Une chose est sûre, le groupe de SVOD semble désireux de jouer la carte de la création en France. Marie-Laure Daridan, sa directrice des affaires publiques, a promis en novembre à Dijon que ses productions respecteraient le droit moral français. Et Pascal Rogard, directeur général de la SACD, ne tarit pas d’éloges sur le géant qui dispose d’un accord de droits d’auteur. Les créateurs attendent aussi beaucoup des obligations de contribution que va donner aux plateformes la nouvelle loi sur l’audiovisuel. Netflix pourrait, à cette occasion, presque doubler son investissement en France en atteignant 150 millions d’euros. Il ne reste plus qu’à y parachever l’organisation : Damien Couvreur est en charge de séries et Sara May du licensing mais Diego Bunuel vient de quitter l’unité « documentaires ». Le siège parisien pourra-t-il se passer de directeur général ? À Netflix, on assure que la cogestion est au programme. Mais, comme l’observe un dirigeant de l’audiovisuel, viendra un moment ou Netflix France devra être incarné. « Jusqu’ici, la plateforme a pris 100 % de la notoriété et de la visibilité en surinvestissant dans la com. Comme Canal n’avait pas de prise de parole, c’est bien joué. » Mais cela peut changer… 

«Une appétence pour les séries françaises»
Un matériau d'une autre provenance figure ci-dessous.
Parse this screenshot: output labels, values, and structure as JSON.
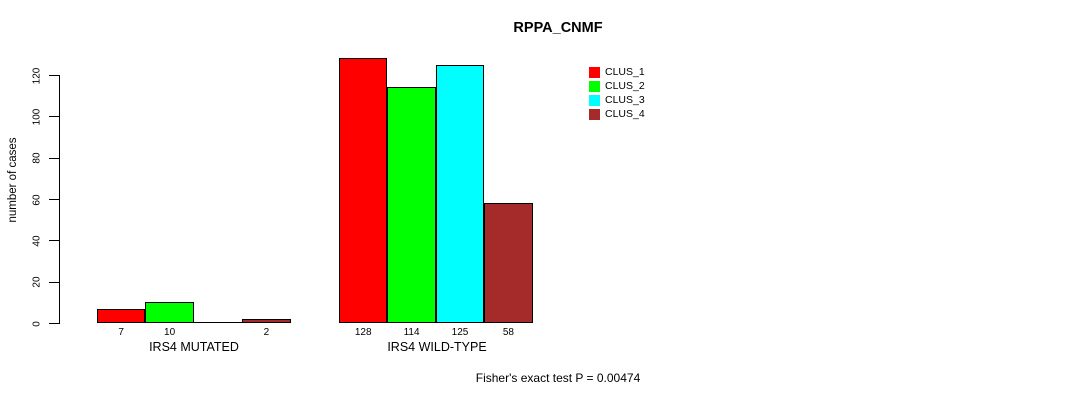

Avec plus de 8 millions de followers en France sur les réseaux sociaux, Netflix mise sur sa communauté pour favoriser le succès de ses productions. « On entre de plus en plus dans les familles, observe Benjamin Cléry-Melin, directeur marketing de Netflix France, en étant avant tout des fans de séries et de films, et non au-dessus du consommateur ». Le spécialiste constate « une appétence pour les séries françaises », notamment sur Instagram. La mise en avant de la diversité et des nouveaux talents compte pour beaucoup : « Il y a une envie de se voir représentés à l’image ». Sur le plan médiaplanning, chaque lancement d’une production maison est un « prototype » : « C’est une réinvention, comme pour un film », observe le directeur marketing. Affichage, cinéma, TV (dans une moindre mesure)… Mais seuls les réseaux sociaux sont jugés fondamentaux dans la mesure où ils permettent de comprendre les attentes du public. « Mortel a rencontré un incroyable succès, on a suivi les comportements de fans qui allaient jusqu’à se faire tatouer. » La sortie d’un contenu est accompagnée de la livraison d’un making of. Même l’addiction à Netflix est surveillée : au moment du bac, un post responsable est envoyé pour signaler quand il est tard.